I feel some responsibility for the Act. I cannot pretend that I was its parent-that was the hon. Member for Ruislip-Northwood (Mr. Hurd)-but I like to think of myself as its uncle. The hon. Member for Falmouth and Camborne (Julia Goldsworthy) could be its auntie. I enjoyed the process so much that I tried to become a parent in my own right, by promoting the Sustainable Communities Act 2007 (Amendment) Bill. Sadly, I was not a very successful parent-it seems to have been stillborn-but I hope that if and when we move the 2007 Act forward, the Bill, which, importantly, would clarify the spending reports, try to bring parish councils in and roll forward how future programmes can operate, can be introduced.
I think that we have been a bit churlish. As someone who is not necessarily known as the most loyal Labour Back Bencher, I think that the Government have listened. The Department for Communities and Local Government, in particular, has made some moves. Obviously, it needs to go further and we will prompt and prod it to ensure
that it does. However, it has made some moves, and although the Government's amendment to the motion is a bit overlong-it took me a long time to read it last night-the most important part of it is the last line, which states that the Government will produce their response by December. As the hon. Member for Falmouth and Camborne has said, we will hold the Government to that.
It would be nice to know how the Government- [ Interruption. ] Have I said something that I should not have? All the officials are going already. When the Under-Secretary of State for Communities and Local Government, my hon. Friend the Member for Stevenage (Barbara Follett), sums up, she must make it clear how the Government intend to respond by December. It would be worthy of a debate, and perhaps even a vote-that would be revolutionary, would it not? We need to be clear about what stance the Government are taking and how they intend to inform us appropriately. I hope that my hon. Friend explains exactly how we can trust that the Government have moved, that they are listening and that they want to get away from an entirely process-driven arrangement to one that has some meat on the bones. I say that as a vegetarian; we all have to be vegetarians now, of course.
We need to be a bit more altruistic and to recognise that the arrangement has been a good one. Cross-party work is greatly underestimated. We were only the forebears, as the Local Works campaign was relentless in driving the legislation forward. I give credit where it is due: the campaign has made sure that we did not slip and it is reasonably happy with the compromises that are being made. However, it is up to all of us to make sure that those compromises do not become soggy and that they have some real bite. That is what I intend to do, and I shall continue to play that part in negotiations outside the Chamber.
I want to say a few words about the local spending reports, which have not really been mentioned so far.

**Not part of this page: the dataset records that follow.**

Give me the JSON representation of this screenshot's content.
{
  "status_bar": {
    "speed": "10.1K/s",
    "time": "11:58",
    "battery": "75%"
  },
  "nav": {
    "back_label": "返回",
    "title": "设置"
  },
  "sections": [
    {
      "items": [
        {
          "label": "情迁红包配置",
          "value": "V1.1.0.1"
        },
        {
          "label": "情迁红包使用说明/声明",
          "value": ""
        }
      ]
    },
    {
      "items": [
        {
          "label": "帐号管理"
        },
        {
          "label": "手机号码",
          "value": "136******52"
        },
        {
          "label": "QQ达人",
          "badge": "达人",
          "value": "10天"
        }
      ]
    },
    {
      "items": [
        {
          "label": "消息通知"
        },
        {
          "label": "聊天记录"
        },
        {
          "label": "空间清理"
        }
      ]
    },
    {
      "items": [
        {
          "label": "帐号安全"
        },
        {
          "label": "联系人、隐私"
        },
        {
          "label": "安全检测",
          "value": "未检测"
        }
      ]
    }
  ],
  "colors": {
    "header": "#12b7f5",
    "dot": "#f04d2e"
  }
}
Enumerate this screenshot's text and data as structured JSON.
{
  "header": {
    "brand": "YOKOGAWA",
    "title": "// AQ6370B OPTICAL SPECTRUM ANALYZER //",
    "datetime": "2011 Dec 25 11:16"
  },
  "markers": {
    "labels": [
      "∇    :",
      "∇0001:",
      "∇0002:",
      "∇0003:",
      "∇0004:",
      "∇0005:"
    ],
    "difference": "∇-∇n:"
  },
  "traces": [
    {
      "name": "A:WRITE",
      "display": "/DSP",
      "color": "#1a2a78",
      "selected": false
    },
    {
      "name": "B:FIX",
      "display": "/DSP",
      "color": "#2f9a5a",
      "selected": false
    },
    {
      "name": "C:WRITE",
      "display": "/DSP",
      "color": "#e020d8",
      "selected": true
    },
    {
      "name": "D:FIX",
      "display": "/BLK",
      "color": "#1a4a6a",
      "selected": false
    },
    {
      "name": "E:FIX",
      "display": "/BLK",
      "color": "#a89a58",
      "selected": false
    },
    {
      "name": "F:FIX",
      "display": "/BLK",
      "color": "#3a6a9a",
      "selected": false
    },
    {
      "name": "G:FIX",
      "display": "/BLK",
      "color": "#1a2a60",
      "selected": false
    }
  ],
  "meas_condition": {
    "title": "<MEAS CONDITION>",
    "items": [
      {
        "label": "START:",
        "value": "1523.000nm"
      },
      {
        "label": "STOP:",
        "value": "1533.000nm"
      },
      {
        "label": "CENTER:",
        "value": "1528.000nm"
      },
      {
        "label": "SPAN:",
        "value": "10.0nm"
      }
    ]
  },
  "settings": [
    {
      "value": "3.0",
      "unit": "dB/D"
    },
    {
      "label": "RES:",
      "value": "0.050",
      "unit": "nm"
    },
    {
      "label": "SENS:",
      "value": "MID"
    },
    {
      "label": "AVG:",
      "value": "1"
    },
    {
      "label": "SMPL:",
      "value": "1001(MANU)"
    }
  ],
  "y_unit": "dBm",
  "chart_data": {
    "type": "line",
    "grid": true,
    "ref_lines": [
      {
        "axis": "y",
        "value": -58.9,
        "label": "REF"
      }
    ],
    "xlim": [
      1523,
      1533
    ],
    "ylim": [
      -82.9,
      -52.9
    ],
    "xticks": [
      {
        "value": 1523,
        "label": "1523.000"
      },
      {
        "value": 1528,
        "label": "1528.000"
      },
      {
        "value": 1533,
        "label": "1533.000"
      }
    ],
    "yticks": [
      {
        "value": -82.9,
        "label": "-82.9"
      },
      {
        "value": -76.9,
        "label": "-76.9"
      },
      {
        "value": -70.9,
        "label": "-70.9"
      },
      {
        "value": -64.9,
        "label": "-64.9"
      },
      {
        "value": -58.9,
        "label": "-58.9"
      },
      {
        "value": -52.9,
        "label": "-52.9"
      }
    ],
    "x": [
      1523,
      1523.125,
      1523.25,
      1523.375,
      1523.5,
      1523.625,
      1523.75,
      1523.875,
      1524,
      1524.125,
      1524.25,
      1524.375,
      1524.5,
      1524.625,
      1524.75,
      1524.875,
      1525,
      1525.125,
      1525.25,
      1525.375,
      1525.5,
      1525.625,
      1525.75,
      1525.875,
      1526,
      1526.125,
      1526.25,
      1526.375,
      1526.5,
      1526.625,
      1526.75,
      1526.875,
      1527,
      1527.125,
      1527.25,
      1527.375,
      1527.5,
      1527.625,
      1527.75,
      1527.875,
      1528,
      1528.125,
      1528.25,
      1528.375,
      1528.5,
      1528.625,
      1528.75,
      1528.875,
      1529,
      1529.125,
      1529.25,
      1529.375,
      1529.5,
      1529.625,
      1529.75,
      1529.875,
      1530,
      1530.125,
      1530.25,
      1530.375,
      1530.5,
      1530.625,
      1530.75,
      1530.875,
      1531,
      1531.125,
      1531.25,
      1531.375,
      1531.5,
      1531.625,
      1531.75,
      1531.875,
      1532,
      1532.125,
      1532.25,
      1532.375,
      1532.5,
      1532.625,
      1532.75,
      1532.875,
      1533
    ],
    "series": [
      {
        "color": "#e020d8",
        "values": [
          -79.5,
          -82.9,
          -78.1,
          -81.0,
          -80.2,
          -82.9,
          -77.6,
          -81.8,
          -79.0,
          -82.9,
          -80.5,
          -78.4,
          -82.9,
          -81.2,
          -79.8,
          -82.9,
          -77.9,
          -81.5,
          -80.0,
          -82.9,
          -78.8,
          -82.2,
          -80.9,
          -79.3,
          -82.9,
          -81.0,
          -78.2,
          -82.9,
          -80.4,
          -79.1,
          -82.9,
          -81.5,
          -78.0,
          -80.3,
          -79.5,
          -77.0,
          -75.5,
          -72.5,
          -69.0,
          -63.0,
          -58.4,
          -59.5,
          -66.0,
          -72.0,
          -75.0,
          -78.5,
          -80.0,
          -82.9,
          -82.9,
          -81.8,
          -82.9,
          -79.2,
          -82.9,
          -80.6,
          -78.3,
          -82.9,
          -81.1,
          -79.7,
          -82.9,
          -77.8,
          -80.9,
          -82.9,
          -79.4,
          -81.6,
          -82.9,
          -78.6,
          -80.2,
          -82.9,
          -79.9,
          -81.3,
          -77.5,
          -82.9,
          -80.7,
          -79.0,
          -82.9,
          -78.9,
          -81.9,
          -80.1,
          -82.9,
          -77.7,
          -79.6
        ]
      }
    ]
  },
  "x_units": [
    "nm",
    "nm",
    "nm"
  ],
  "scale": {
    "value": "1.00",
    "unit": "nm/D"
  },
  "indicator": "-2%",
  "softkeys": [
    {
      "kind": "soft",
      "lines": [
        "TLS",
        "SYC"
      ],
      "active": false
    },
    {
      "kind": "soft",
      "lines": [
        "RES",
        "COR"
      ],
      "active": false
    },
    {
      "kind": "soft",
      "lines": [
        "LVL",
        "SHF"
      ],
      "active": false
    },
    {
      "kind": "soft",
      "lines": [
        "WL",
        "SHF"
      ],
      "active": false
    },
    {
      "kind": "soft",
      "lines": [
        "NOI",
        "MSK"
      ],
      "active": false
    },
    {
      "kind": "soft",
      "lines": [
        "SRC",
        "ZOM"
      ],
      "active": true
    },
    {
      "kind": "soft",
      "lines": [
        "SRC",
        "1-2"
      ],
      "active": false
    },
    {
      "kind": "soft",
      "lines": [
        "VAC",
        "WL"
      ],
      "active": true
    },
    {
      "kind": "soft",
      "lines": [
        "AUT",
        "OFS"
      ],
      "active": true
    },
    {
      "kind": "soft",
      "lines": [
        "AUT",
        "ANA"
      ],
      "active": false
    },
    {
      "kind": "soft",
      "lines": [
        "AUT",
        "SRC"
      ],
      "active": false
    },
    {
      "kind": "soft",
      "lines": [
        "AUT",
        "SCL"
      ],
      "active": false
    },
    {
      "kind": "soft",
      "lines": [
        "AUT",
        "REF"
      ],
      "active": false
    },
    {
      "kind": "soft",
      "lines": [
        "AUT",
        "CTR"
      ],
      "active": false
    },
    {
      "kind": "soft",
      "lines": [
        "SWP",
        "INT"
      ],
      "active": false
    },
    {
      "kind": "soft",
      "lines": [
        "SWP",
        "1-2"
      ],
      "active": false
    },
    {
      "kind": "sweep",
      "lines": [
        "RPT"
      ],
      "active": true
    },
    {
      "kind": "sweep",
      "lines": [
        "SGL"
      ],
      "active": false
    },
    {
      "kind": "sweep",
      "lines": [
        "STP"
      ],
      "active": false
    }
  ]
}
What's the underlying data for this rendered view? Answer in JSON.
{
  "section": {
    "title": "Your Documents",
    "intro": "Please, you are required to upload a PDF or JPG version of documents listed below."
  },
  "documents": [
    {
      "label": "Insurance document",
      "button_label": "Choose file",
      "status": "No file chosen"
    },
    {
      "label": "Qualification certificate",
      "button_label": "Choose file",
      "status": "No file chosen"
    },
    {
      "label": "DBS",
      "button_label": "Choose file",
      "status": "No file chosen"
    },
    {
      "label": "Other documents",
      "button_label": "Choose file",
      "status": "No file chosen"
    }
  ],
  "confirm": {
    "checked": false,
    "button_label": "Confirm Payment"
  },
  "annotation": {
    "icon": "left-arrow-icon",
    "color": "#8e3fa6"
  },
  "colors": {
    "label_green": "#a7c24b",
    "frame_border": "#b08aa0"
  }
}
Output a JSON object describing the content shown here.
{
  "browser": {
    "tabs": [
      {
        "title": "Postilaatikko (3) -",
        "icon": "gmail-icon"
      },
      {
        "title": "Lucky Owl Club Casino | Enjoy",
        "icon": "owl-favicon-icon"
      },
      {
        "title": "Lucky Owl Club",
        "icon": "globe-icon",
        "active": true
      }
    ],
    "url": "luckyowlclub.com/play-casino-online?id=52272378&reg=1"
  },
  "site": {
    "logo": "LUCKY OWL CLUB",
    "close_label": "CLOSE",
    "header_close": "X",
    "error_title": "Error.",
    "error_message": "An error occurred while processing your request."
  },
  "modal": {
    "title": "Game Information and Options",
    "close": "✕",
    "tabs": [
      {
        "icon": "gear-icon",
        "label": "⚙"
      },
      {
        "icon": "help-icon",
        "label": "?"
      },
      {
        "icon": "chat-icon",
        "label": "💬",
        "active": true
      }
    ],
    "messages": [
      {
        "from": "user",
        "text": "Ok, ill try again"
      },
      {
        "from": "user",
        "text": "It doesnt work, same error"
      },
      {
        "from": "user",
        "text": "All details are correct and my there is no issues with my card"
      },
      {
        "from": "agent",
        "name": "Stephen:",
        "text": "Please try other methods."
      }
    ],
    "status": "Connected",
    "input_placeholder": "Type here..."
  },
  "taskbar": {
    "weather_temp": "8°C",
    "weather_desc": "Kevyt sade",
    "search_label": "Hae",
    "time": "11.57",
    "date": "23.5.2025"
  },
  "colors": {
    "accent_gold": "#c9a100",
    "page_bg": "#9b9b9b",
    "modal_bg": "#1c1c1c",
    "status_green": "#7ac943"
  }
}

We have spent a lot of time talking about what we are trying to do, but the reports are the basis for this debate and for the implementation of the legislation- [ Interruption. ] I am getting worried now, as I see my friendly Whip has come to look at me.
I have gone through the reports, and the reality is that they range from the dotty, undeliverable and downright unfair on the one hand to the utterly inspiring and really exciting on the other. It is important that we do not lose track of they fact that the Local Government Association must do a good job as the selector, and that is a task that it needs to get on with. Those of us who have been engaged in the process, and the people in the Local Works campaign, have had to knock the door down from time to time, but I hope that the Minister summing up the debate will say something about how we can be used as a source of knowledge for making sure that selection is as transparent and meaningful as possible.